Aumentano gli avvistamenti di squali in Italia. A Terracina, in provincia di Latina, nel Lazio, un pesce cane, nuotando vicino alla riva della spiaggia, scatena il panico tra i bagnanti. Secondo gli scienziati, l’esemplare è una verdesca innocua per l’essere umano.
Stesso copione a Gallipoli, in provincia di Lecce, in Puglia, con uno squalo ferito attorno a un’imbarcazione impegnata in una battuta di pesca. Anche qui, manco a dirlo, attimi di sconcerto tra le persone a bordo. Il motivo? L’animale, che è uno squalo mako considerato potenzialmente pericoloso ma normalmente non aggressivo per l’essere umano, colpisce la barca.
A Platamona, vicino a Sassari, in Sardegna, invece, i residenti notano una verdesca morta sulla battigia. Ma perché, soprattutto negli ultimi giorni, le segnalazioni di squali lungo le coste dello Stivale sembrano essersi moltiplicate?
“Nel nostro Paese gli avvistamenti di pesci cartilaginei non sono una novità. Negli ultimi anni queste presenze si sono intensificate a causa di una serie di fattori. Bisogna sottolineare che, però, gli squali non sono aggressivi verso l’essere umano“, dichiara a TeleAmbiente il naturalista, ecologo marino, fondatore della pagina social “Scienze Naturali” e autore del libro “Ventimila specie (o quasi) sotto il mare”, Andrea Bonifazi.

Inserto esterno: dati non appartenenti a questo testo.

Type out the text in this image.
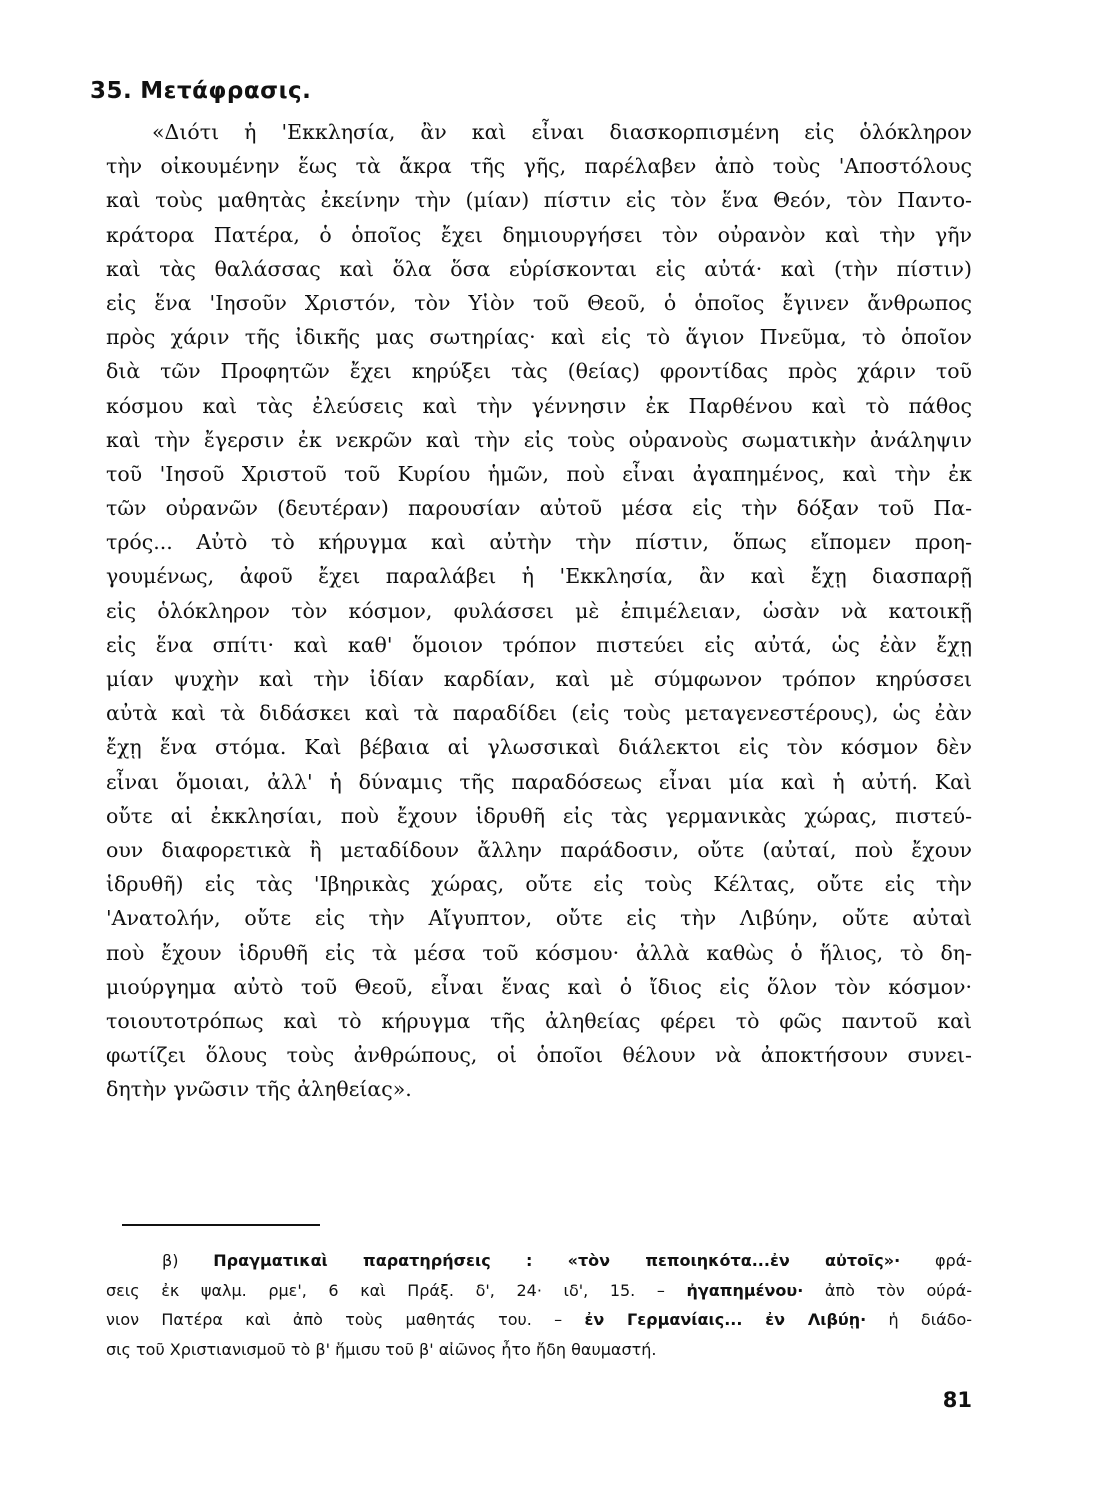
35. Μετάφρασις.
«Διότι ἡ 'Εκκλησία, ἂν καὶ εἶναι διασκορπισμένη εἰς ὁλόκληρον
τὴν οἰκουμένην ἕως τὰ ἄκρα τῆς γῆς, παρέλαβεν ἀπὸ τοὺς 'Αποστόλους
καὶ τοὺς μαθητὰς ἐκείνην τὴν (μίαν) πίστιν εἰς τὸν ἕνα Θεόν, τὸν Παντο-
κράτορα Πατέρα, ὁ ὁποῖος ἔχει δημιουργήσει τὸν οὐρανὸν καὶ τὴν γῆν
καὶ τὰς θαλάσσας καὶ ὅλα ὅσα εὑρίσκονται εἰς αὐτά· καὶ (τὴν πίστιν)
εἰς ἕνα 'Ιησοῦν Χριστόν, τὸν Υἱὸν τοῦ Θεοῦ, ὁ ὁποῖος ἔγινεν ἄνθρωπος
πρὸς χάριν τῆς ἰδικῆς μας σωτηρίας· καὶ εἰς τὸ ἅγιον Πνεῦμα, τὸ ὁποῖον
διὰ τῶν Προφητῶν ἔχει κηρύξει τὰς (θείας) φροντίδας πρὸς χάριν τοῦ
κόσμου καὶ τὰς ἐλεύσεις καὶ τὴν γέννησιν ἐκ Παρθένου καὶ τὸ πάθος
καὶ τὴν ἔγερσιν ἐκ νεκρῶν καὶ τὴν εἰς τοὺς οὐρανοὺς σωματικὴν ἀνάληψιν
τοῦ 'Ιησοῦ Χριστοῦ τοῦ Κυρίου ἡμῶν, ποὺ εἶναι ἀγαπημένος, καὶ τὴν ἐκ
τῶν οὐρανῶν (δευτέραν) παρουσίαν αὐτοῦ μέσα εἰς τὴν δόξαν τοῦ Πα-
τρός... Αὐτὸ τὸ κήρυγμα καὶ αὐτὴν τὴν πίστιν, ὅπως εἴπομεν προη-
γουμένως, ἀφοῦ ἔχει παραλάβει ἡ 'Εκκλησία, ἂν καὶ ἔχῃ διασπαρῇ
εἰς ὁλόκληρον τὸν κόσμον, φυλάσσει μὲ ἐπιμέλειαν, ὡσὰν νὰ κατοικῇ
εἰς ἕνα σπίτι· καὶ καθ' ὅμοιον τρόπον πιστεύει εἰς αὐτά, ὡς ἐὰν ἔχῃ
μίαν ψυχὴν καὶ τὴν ἰδίαν καρδίαν, καὶ μὲ σύμφωνον τρόπον κηρύσσει
αὐτὰ καὶ τὰ διδάσκει καὶ τὰ παραδίδει (εἰς τοὺς μεταγενεστέρους), ὡς ἐὰν
ἔχῃ ἕνα στόμα. Καὶ βέβαια αἱ γλωσσικαὶ διάλεκτοι εἰς τὸν κόσμον δὲν
εἶναι ὅμοιαι, ἀλλ' ἡ δύναμις τῆς παραδόσεως εἶναι μία καὶ ἡ αὐτή. Καὶ
οὔτε αἱ ἐκκλησίαι, ποὺ ἔχουν ἱδρυθῆ εἰς τὰς γερμανικὰς χώρας, πιστεύ-
ουν διαφορετικὰ ἢ μεταδίδουν ἄλλην παράδοσιν, οὔτε (αὐταί, ποὺ ἔχουν
ἱδρυθῆ) εἰς τὰς 'Ιβηρικὰς χώρας, οὔτε εἰς τοὺς Κέλτας, οὔτε εἰς τὴν
'Ανατολήν, οὔτε εἰς τὴν Αἴγυπτον, οὔτε εἰς τὴν Λιβύην, οὔτε αὐταὶ
ποὺ ἔχουν ἱδρυθῆ εἰς τὰ μέσα τοῦ κόσμου· ἀλλὰ καθὼς ὁ ἥλιος, τὸ δη-
μιούργημα αὐτὸ τοῦ Θεοῦ, εἶναι ἕνας καὶ ὁ ἴδιος εἰς ὅλον τὸν κόσμον·
τοιουτοτρόπως καὶ τὸ κήρυγμα τῆς ἀληθείας φέρει τὸ φῶς παντοῦ καὶ
φωτίζει ὅλους τοὺς ἀνθρώπους, οἱ ὁποῖοι θέλουν νὰ ἀποκτήσουν συνει-
δητὴν γνῶσιν τῆς ἀληθείας».
β) Πραγματικαὶ παρατηρήσεις : «τὸν πεποιηκότα...ἐν αὐτοῖς»· φρά-
σεις ἐκ ψαλμ. ρμε', 6 καὶ Πράξ. δ', 24· ιδ', 15. – ἠγαπημένου· ἀπὸ τὸν ούρά-
νιον Πατέρα καὶ ἀπὸ τοὺς μαθητάς του. – ἐν Γερμανίαις... ἐν Λιβύῃ· ἡ διάδο-
σις τοῦ Χριστιανισμοῦ τὸ β' ἥμισυ τοῦ β' αἰῶνος ἦτο ἤδη θαυμαστή.
81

Fondamentale, a maggior ragione, tutelare questi animali.
“Gli squali non sono un pericolo per l’essere umano, ma è l’essere umano un pericolo per gli squali. In caso di avvistamento dei pesci cartilaginei, bisogna mantenere la calma e la distanza, evitare di avvicinarsi e segnalarne la presenza alla Guardia Costiera“, spiega a TeleAmbiente la Responsabile Programma Mare del WWF Italia, Giulia Prato.